From the Cardiovascular Division, Faculty of Medicine, University of Tsukuba, Tsukuba, Ibaraki, Japan (Y.N., H.T., A.S., T.H., Y.S., K.A.); Cardiovascular Division, Tsukuba Medical Center Hospital, Tsukuba, Ibaraki, Japan (Y.H., Y.N.); and Cardiovascular Division, Ibaraki Prefectural Central Hospital, Kasama, Ibaraki, Japan (M.I.).
Circ Arrhythm Electrophysiol. 2014 Aug;7(4):626-32. doi: 10.1161/CIRCEP.113.000939. Epub 2014 May 26.
We recently showed that the presence of early repolarization (ER) increases the risk of ventricular fibrillation occurrences in the early phase of acute myocardial infarction (AMI). This study aimed to clarify whether an association exists between ER and occurrences of ventricular tachyarrhythmias or sudden death in the chronic phase of AMI.
This study retrospectively enrolled 1131 patients (67±12 years; 862 men) with AMIs surviving 14 days post-AMI. The primary end point was the occurrence of sustained ventricular tachyarrhythmias or sudden death >14 days after the AMI onset. We evaluated the presence of ER from the predischarge ECG (mean 10±3 days post-AMI). ER was defined as an elevation of the terminal portion of the QRS complex of >0.1 mV in inferior or lateral leads. After a median follow-up of 26.2 months, 26 patients had an episode of ventricular tachyarrhythmias or sudden death. A multivariable Cox regression analysis revealed the presence of ER (hazard ratio, 5.37; 95% confidence interval, 2.27-12.69; P<0.001), Killip class on admission of >I (hazard ratio, 2.75; 95% confidence interval, 1.24-6.07; P=0.013), and a left ventricular ejection fraction of <35% (hazard ratio, 11.83; 95% confidence interval, 5.16-27.13; P<0.001) were significantly associated with event occurrences. As features of the ER pattern, ER in the inferior leads, high-amplitude ER, a notched morphology, and ER without ST-segment elevation were associated with an increased risk of event occurrences.
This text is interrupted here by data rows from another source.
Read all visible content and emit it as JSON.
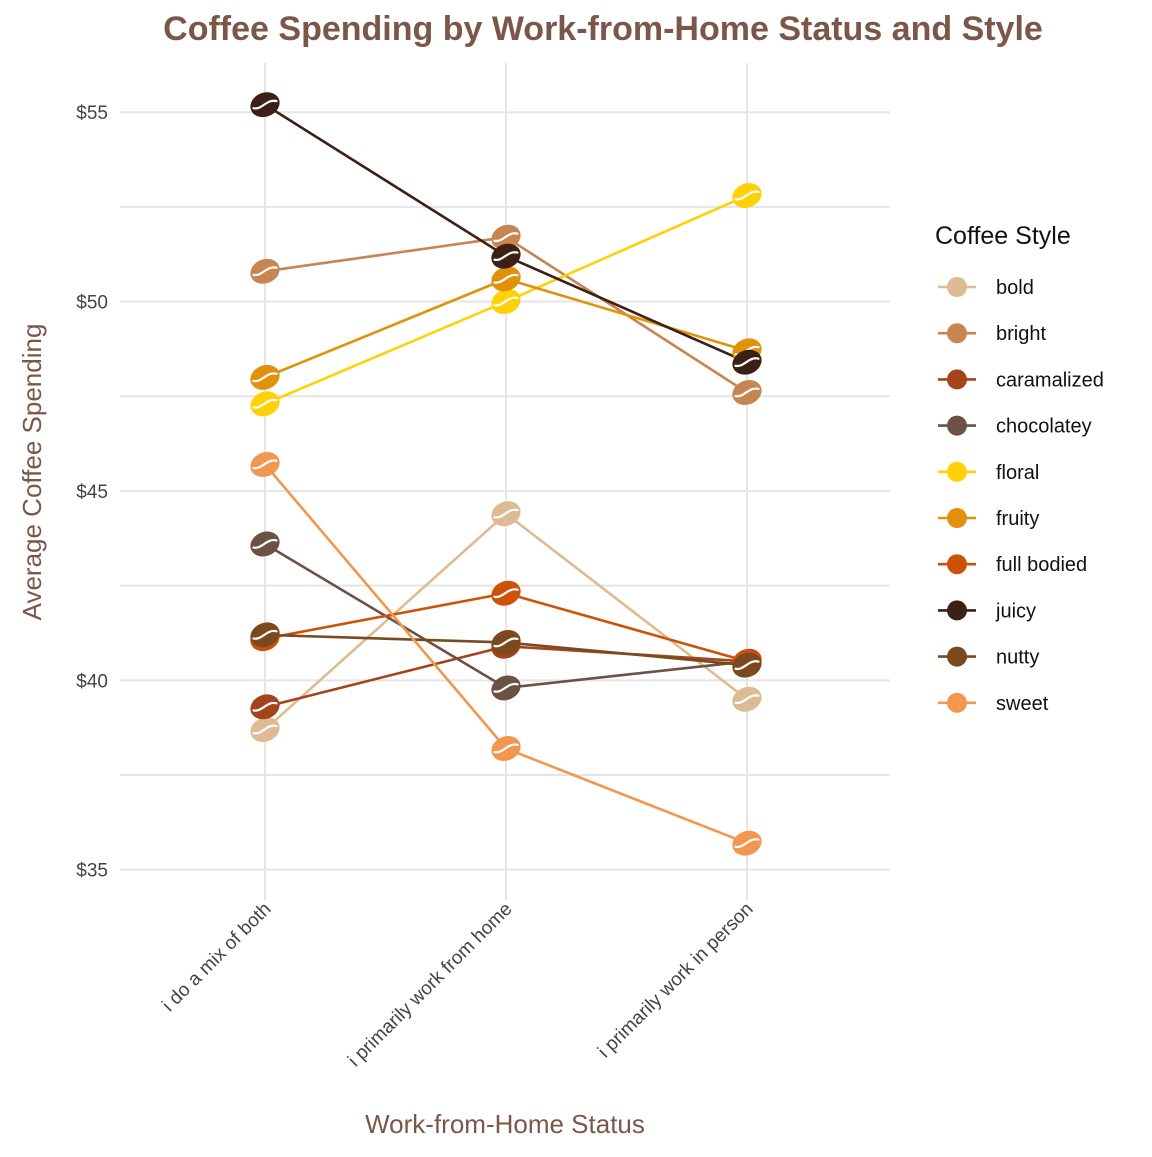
{
  "colors": {
    "title": "#7A5748",
    "axis_title": "#7A5748",
    "grid": "#E5E5E5",
    "bean_crease": "#FFFFFF"
  },
  "chart_data": {
    "type": "line",
    "title": "Coffee Spending by Work-from-Home Status and Style",
    "xlabel": "Work-from-Home Status",
    "ylabel": "Average Coffee Spending",
    "categories": [
      "i do a mix of both",
      "i primarily work from home",
      "i primarily work in person"
    ],
    "ylim": [
      34.2,
      56.3
    ],
    "y_ticks": [
      35,
      40,
      45,
      50,
      55
    ],
    "y_tick_labels": [
      "$35",
      "$40",
      "$45",
      "$50",
      "$55"
    ],
    "grid": true,
    "legend_title": "Coffee Style",
    "legend_position": "right",
    "marker": "coffee-bean",
    "series": [
      {
        "name": "bold",
        "color": "#DDBB93",
        "values": [
          38.7,
          44.4,
          39.5
        ]
      },
      {
        "name": "bright",
        "color": "#C68551",
        "values": [
          50.8,
          51.7,
          47.6
        ]
      },
      {
        "name": "caramalized",
        "color": "#A3441B",
        "values": [
          39.3,
          40.9,
          40.5
        ]
      },
      {
        "name": "chocolatey",
        "color": "#6C5147",
        "values": [
          43.6,
          39.8,
          40.5
        ]
      },
      {
        "name": "floral",
        "color": "#FFD106",
        "values": [
          47.3,
          50.0,
          52.8
        ]
      },
      {
        "name": "fruity",
        "color": "#E1920A",
        "values": [
          48.0,
          50.6,
          48.7
        ]
      },
      {
        "name": "full bodied",
        "color": "#CD5106",
        "values": [
          41.1,
          42.3,
          40.5
        ]
      },
      {
        "name": "juicy",
        "color": "#3D2015",
        "values": [
          55.2,
          51.2,
          48.4
        ]
      },
      {
        "name": "nutty",
        "color": "#7A4A1E",
        "values": [
          41.2,
          41.0,
          40.4
        ]
      },
      {
        "name": "sweet",
        "color": "#F2974F",
        "values": [
          45.7,
          38.2,
          35.7
        ]
      }
    ]
  }
}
ER observed at a mean of 10 days post-AMI may be a marker for a subsequent risk of ventricular tachyarrhythmias or sudden death.
我们最近发现,早期复极(ER)的存在增加了急性心肌梗死(AMI)早期发生心室颤动的风险。本研究旨在阐明 ER 与 AMI 慢性期发生室性心动过速或心源性猝死之间是否存在关联。
本研究回顾性纳入了 1131 例 AMI 存活患者(67±12 岁;862 例男性),这些患者在 AMI 发生后 14 天内存活。主要终点是 AMI 发病后>14 天发生持续性室性心动过速或心源性猝死。我们从出院前心电图(平均 AMI 后 10±3 天)评估 ER 的存在。ER 定义为下壁或侧壁导联 QRS 终末部分抬高>0.1 mV。在中位随访 26.2 个月后,26 例患者发生室性心动过速或心源性猝死。多变量 Cox 回归分析显示 ER 存在(风险比,5.37;95%置信区间,2.27-12.69;P<0.001)、入院时 Killip 分级>I(风险比,2.75;95%置信区间,1.24-6.07;P=0.013)和左心室射血分数<35%(风险比,11.83;95%置信区间,5.16-27.13;P<0.001)与事件发生显著相关。作为 ER 模式的特征,下壁导联的 ER、高振幅 ER、切迹形态和无 ST 段抬高的 ER 与事件发生风险增加相关。
AMI 发生后 10 天左右观察到的 ER 可能是随后发生室性心动过速或心源性猝死的风险标志物。